While formal Canadian involvement in World Wars I and II, the Korean War, and multiple peace-keeping assignments is common knowledge, the voluntary enlistment of nearly seventeen hundred Canadians to fight in the Spanish Civil War (1936-1939) is arguably less commonly known. Further, although Spain figured prominently in the creative works produced by modern Canadian artists – who range from Patrick Anderson to Dorothy Livesay to Malcolm Lowry – these works are scattered, inaccessible, or even undocumented. By creating “Canada and the Spanish Civil War: A Digital Research Environment,” an accessible repository of Canadian material, co-directors Bart Vautour (Mount Allison University) and Emily Robins Sharpe (University of Guelph) hope to remedy that issue.

“Canada and the Spanish Civil War” is a three-phase project that aims to collate Canadian material for public consumption in a systematic way as part of The Canadian Writing and Research Collaboratory (CWRC). Right now, Vautour and Robins Sharpe are in the first phase of the project, which requires conducting archival research and gaining digital skills, as well as scholarly consultation and project development. The second phase of the project will build upon the first to prepare and publish a clean-text print anthology, Selected Canadian Writing on the Spanish Civil War, with a scholarly apparatus housed in the Digital Research Environment (DRE). The third phase of the project – which is perhaps the most logistically challenging – will culminate in the creation of a digital collection within the DRE, and will require a massive collation and digitization effort.

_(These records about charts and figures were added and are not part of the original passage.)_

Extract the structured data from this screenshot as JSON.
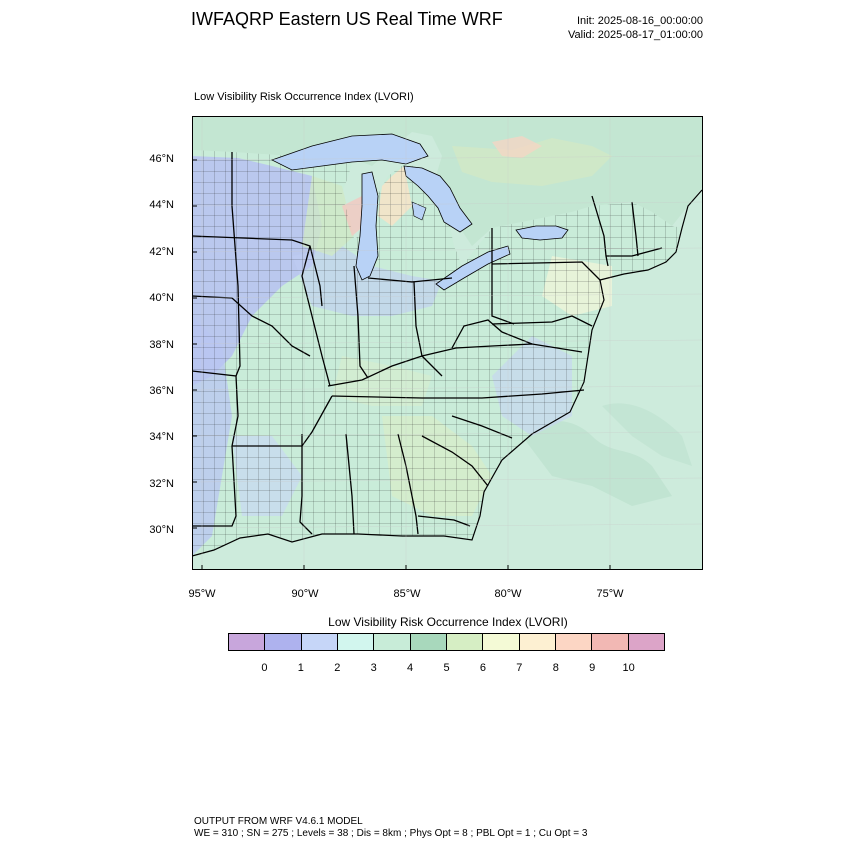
{
  "header": {
    "title": "IWFAQRP Eastern US Real Time WRF",
    "init": "Init: 2025-08-16_00:00:00",
    "valid": "Valid: 2025-08-17_01:00:00"
  },
  "map": {
    "subtitle": "Low Visibility Risk Occurrence Index   (LVORI)",
    "lat_labels": [
      "46°N",
      "44°N",
      "42°N",
      "40°N",
      "38°N",
      "36°N",
      "34°N",
      "32°N",
      "30°N"
    ],
    "lon_labels": [
      "95°W",
      "90°W",
      "85°W",
      "80°W",
      "75°W"
    ],
    "colors": {
      "ocean": "#cdebdc",
      "land": "#c9ecd9",
      "lakes": "#b8d2f6",
      "frame": "#000000"
    }
  },
  "colorbar": {
    "title": "Low Visibility Risk Occurrence Index  (LVORI)",
    "labels": [
      "0",
      "1",
      "2",
      "3",
      "4",
      "5",
      "6",
      "7",
      "8",
      "9",
      "10"
    ],
    "colors": [
      "#c8a6dc",
      "#aeb2ee",
      "#c6d6f8",
      "#d2f6ee",
      "#c8ecd8",
      "#a8d8bc",
      "#d6eec4",
      "#f4fad6",
      "#fdf0d2",
      "#fcd6c4",
      "#f2b8b4",
      "#dca4c8"
    ]
  },
  "footer": {
    "line1": "OUTPUT FROM WRF V4.6.1 MODEL",
    "line2": "WE = 310 ; SN = 275 ; Levels = 38 ; Dis = 8km ; Phys Opt = 8 ; PBL Opt = 1 ; Cu Opt = 3"
  }
}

At Guelph, Robins Sharpe has been busy co-directing a digital humanities reading group with Dr. Susan Brown, one of her co-supervisors. She is also working hard on skills acquisition for the next phases of “Canada and the Spanish Civil War,” as well as researching and writing an introduction for the project website.

Robins Sharpe also organized and chaired a panel on the Spanish Civil War, “The Spectacle of War,” at the Modernist Studies Association conference in Las Vegas last October. The panel had three presenters – one of whom was Vautour – each speaking on a different genre and national/international grouping of writers. Overall, the panel was well received and led to some interesting intersections and conclusions. Robins Sharpe also presented a paper, “The Wartime Mosaic: Canadian Jewish Literature and the Spanish Civil War,” at the Modern Languages Association convention held in Boston this January.

At Mount Allison, Vautour is working on building a bibliography, doing some archival research, and working with designers to get a start on building a website for “Canada and the Spanish Civil War.” Vautour has hired a Research Assistant, Kaarina Mikalson, to help with some initial digitization.